Saat ini, Jamhur beserta istrinya hanya bisa pasrah. Meskipun mereka meyakini umurnya tidak akan lama lagi. Dana haji itu tidak akan mereka ambil. Akan mereka limpahkan ke ahli waris. “Kami tidak akan mengambil kembali dana keberangkatan ibadah haji. Kalau tidak bisa berangkat, kami akan hibahkan ke anak cucu. Melihat usia kami bukan muda lagi,” jelasnya.
Hal yang sama terjadi pada, Tinasan, 66 dan istrinya Jum’ati, 59, malu bukan kepalang. Mereka sudah telanjur menggelar tasyakuran haji di rumah mereka di RT 37/RW 11, Dusun Ketani, Desa/ Kecamatan Lumbang, Kabupaten Probolinggo. Namun, ternyata Tinasan gagal berangkat.

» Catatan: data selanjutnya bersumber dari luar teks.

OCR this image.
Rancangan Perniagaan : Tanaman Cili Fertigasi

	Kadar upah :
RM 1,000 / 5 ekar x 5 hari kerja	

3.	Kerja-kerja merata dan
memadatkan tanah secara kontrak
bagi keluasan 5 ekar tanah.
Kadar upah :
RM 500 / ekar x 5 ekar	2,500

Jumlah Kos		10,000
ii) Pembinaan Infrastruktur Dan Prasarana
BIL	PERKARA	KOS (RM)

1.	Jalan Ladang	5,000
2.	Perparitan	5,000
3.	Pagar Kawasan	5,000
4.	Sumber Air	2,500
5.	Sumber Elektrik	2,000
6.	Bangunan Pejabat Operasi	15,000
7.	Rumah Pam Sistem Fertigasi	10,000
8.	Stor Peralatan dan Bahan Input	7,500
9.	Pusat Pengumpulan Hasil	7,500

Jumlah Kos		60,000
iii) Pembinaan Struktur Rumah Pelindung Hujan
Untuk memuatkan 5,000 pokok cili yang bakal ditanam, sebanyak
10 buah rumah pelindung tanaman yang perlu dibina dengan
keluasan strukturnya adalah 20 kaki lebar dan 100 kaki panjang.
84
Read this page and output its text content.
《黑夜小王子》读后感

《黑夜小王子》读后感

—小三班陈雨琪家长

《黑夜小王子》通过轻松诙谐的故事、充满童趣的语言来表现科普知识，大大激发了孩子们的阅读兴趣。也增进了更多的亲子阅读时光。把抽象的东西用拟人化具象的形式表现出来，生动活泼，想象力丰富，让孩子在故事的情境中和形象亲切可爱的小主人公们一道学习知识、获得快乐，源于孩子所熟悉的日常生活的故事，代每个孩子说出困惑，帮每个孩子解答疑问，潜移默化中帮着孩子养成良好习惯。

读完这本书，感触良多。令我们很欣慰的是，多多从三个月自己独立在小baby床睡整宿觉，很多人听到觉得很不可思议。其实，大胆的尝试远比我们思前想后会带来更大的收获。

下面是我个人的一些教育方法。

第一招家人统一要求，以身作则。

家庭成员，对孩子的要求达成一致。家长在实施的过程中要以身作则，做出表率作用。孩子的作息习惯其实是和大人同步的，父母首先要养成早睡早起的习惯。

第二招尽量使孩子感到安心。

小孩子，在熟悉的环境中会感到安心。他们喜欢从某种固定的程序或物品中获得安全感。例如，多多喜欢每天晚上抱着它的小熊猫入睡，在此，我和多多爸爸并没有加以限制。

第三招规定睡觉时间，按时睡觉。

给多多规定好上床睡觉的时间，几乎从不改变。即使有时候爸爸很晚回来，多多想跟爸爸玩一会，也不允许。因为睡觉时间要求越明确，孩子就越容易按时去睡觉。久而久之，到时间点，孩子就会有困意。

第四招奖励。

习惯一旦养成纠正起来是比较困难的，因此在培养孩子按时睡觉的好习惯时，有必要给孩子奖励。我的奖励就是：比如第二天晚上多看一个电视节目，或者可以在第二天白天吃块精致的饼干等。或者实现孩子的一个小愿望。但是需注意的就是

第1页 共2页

Saat itu, keduanya kembali didatangi petugas KBIH. Tapi, kali ini bukan kabar bahagia yang dibawa. Petugas memberitahu bahwa tahun ini ibadah haji berlangsung agak berbeda. Ada pembatasan usia untuk calon jamaah haji (CJH). Hanya mereka yang berusia di bawah 65 tahun yang berangkat. Karena peraturan itu, petugas menyampaikan bahwa Tinasan tidak bisa berangkat. Sementara Jum’ati tetap bisa berangkat. Tinasan dan Jum’ati pun langsung syok mendengar kabar itu. Emosi keduanya pun memuncak.
“Saya hampir pingsan saat dikasih tahu suami tidak bisa berangkat. Tetangga berkerumun lantaran menyaksikan saya mau pingsan,” tutur Jum’ati. Sejak saat itu, kondisi kesehatan Tinasan menurun. Selama bulan Ramadan, tekanan darah lelaki itu sempat naik.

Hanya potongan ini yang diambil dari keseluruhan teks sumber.